Allocate 25% of all future realized revenue to purchase Gear/wETH Uniswap V2 LP tokens. Allocate up to $15k USDC to develop a zap tool to allow the multisig to easily convert revenue to LP tokens in a single transaction.
This proposal aims to align GEAR holders with the protocol roadmap by creating a direct relationship between GEAR value and revenue earned.
In 2024, Gearbox achieved product market fit, notably in the LRT/points farming narrative. The 2025 roadmap seeks to transform from composable leverage to a full-stack permissionless credit later (https://blog.gearbox.fi/gearbox-protocol-2024-recap-and-wind-of-change/) on top of expansion to new chains - all of which will enhance volume, total value locked (TVL), and use cases, and with those may come an increase in revenue.
Currently, the GEAR token has limited use in gauges and Snapshot, which requires active involvement with no direct reward. Past discussions have considered deeper ties between GEAR and protocol success, but implementation has been postponed due to the focus on the product - a trend set to continue in 2025. This proposal aims to remedy that issue in a simple-to-execute manner.
**It is important to tie GEAR to protocol success now to ensure the 2025 roadmap has full support from the community rather than split attention between GEAR tokenomics and product. **
Per the revenue dashboard (https://dune.com/gearbox_fi/gearbox-protocol#dao-fee-revenue) , the total realized revenue is ~$500k over the last 6 months. If sustained, a year of buybacks with 25% of revenue would correspond to an 4.5% price increase at the current size of the Curve GEAR/wETH liquidity pool (as of 2/14/2025).
Per the treasury dashboard (https://gearbox.tokenlogic.xyz/treasury), treasury holds $3.9m (not including GEAR) with annualized expenses of $2.9m. Implementing this proposal would shorten the current runway from 1.7 to 1.4 years. However, this proposal does not change the fact that the runway is currently growing so long as annual revenue is greater than $2.9m and/or as long as ETH increases in value in 2025. Additionally, if GEAR value increases as a result of this proposal, the runway will be extended further.

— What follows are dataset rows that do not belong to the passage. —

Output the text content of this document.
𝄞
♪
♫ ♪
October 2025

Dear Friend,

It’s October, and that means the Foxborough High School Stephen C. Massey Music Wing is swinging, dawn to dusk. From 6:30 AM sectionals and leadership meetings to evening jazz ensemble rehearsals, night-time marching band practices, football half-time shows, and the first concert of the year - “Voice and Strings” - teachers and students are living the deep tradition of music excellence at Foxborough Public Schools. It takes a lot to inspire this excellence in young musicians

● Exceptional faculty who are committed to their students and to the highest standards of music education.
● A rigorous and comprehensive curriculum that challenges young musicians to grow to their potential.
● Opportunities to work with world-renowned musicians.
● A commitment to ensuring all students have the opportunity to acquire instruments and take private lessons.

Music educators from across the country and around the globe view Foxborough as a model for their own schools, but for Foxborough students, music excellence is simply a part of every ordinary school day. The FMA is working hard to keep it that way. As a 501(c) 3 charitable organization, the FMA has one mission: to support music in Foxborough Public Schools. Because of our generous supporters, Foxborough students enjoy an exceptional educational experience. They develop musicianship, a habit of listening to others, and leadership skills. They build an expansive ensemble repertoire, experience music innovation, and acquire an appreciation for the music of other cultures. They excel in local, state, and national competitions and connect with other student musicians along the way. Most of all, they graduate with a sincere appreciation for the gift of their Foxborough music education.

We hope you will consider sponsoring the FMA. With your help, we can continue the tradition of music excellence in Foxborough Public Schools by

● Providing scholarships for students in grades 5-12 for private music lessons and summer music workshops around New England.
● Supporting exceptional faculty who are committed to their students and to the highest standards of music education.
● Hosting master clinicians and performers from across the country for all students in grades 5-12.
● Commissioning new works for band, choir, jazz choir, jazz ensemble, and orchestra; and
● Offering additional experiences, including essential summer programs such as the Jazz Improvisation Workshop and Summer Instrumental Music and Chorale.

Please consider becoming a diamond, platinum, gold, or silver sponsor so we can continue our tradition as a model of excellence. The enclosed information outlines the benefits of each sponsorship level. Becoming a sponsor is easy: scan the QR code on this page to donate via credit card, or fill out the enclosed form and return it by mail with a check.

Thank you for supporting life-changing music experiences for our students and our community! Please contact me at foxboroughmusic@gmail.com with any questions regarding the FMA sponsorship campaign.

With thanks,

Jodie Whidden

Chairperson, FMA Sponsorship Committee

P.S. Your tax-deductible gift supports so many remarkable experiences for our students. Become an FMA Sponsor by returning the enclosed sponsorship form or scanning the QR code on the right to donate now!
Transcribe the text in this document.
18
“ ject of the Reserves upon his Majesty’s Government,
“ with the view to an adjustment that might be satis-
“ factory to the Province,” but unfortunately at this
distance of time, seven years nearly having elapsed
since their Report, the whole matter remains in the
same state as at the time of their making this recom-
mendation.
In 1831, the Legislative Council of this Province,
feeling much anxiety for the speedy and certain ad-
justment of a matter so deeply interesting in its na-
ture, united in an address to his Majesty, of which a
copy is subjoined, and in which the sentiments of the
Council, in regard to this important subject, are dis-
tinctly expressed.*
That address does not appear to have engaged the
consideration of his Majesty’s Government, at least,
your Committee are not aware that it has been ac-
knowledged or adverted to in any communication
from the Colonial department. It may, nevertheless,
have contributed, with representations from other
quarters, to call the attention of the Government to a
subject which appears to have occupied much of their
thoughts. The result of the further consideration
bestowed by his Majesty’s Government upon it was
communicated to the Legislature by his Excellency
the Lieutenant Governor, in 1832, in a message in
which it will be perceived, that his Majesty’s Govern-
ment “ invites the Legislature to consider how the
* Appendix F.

Realized revenue comes in the form of many tokens. The following execution steps are recommended:
In short, a simple aggregation front end will allow the multisig to periodically swap revenue into GEAR/wETH Uniswap V2 LP tokens.
*NOTE: the multisig may carry out operations for this proposal without the custom interface, however it would be significantly more time-consuming (orders of magnitude more time-sensitive txns) and thus is not recommended. *
This is step 2 of tying GEAR value to protocol success (step 1 was gauges). In the future, revenue % can increase and/or more unique integrations can be considered, but this way the 2025 roadmap can focus on product with success directly benefitting GEAR token holders.